Berkowitz makes his argument fuzzy. What are the implications of his
thesis, if the role of information in modern warfare includes
everything from spy satellites to the education of commanders to the
global communications systems carrying data around the world to the
computers processing the raw bits and bytes?
If his chief point is simply to claim that all of these things matter
even more than in the past, and that the sexy performance parameters
of traditional weapons like tanks and aircraft matter at least
somewhat less, he is probably right. And that conclusion is important.
But it is neither particularly original nor quite as radical a thesis
as he seems to want to claim for his book.

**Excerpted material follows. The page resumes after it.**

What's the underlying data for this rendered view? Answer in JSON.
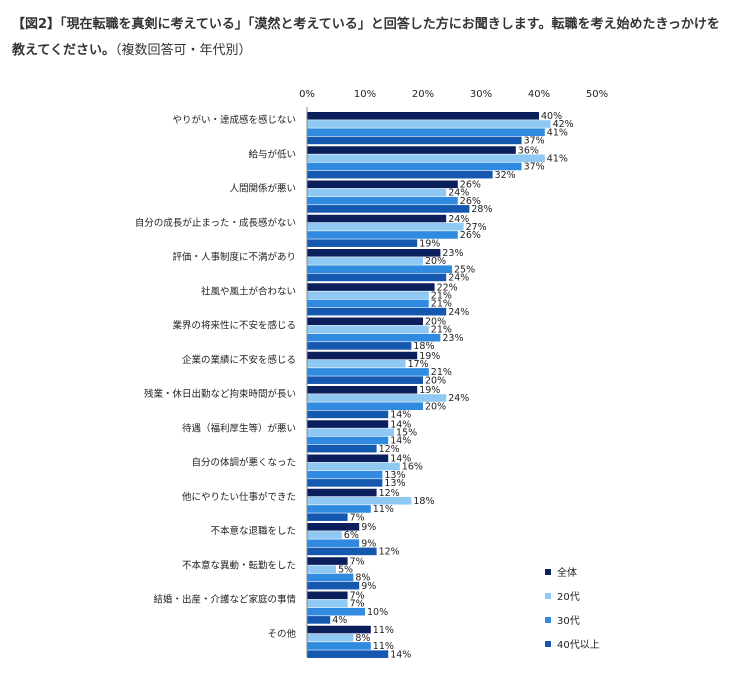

Take one specific example: the performance of coalition forces in
Desert Storm in 1991. Mr. Berkowitz heralds this conflict as the
dawning of the age of information in warfare, writing that
"information technology has become so important in defining military
power that it overwhelms almost everything else." Among the major
manifestations of this new reality were the United States-led
coalition's ability to use precision weapons, its possession of
satellite guidance systems for many troops on the ground (if not yet
for bombs themselves), and its ability to carry out the famous "left
hook" maneuver so decisively against Saddam Hussein's forces because
Iraq did not enjoy similar information capabilities.
There are two big problems with this claim, however. First, despite
another 12 years of improvements in our information warfare
capabilities that Mr. Berkowitz chronicles and raves about, and
despite the relative dearth of modern information systems within Iraqi
society and armed forces, the recent war highlighted other aspects of
American military excellence just as much as information systems and
high technology.
Specifically, the performance of special operations forces in the
war's early hours and days, as well as the skill of American and
British ground forces in the urban battles of the war's latter phases,
were perhaps the most exceptional aspects of an impressive campaign.
Airpower played an important role, as did modern information and
communications systems, but they were perhaps less dominant than in
the country's previous wars.
That is not to knock technology or the personnel flying our airplanes
and operating our command and control networks; it is a reflection
that every war is different from its predecessors, and that
traditional combat skills still matter a great deal. But Mr.
Berkowitz's thesis does not allow much room for such nuance. In the
end he strays uncomfortably close to technophilia and technological
determinism rather than balanced strategic analysis.
Michael O'Hanlon is a senior fellow at the Brookings Institution.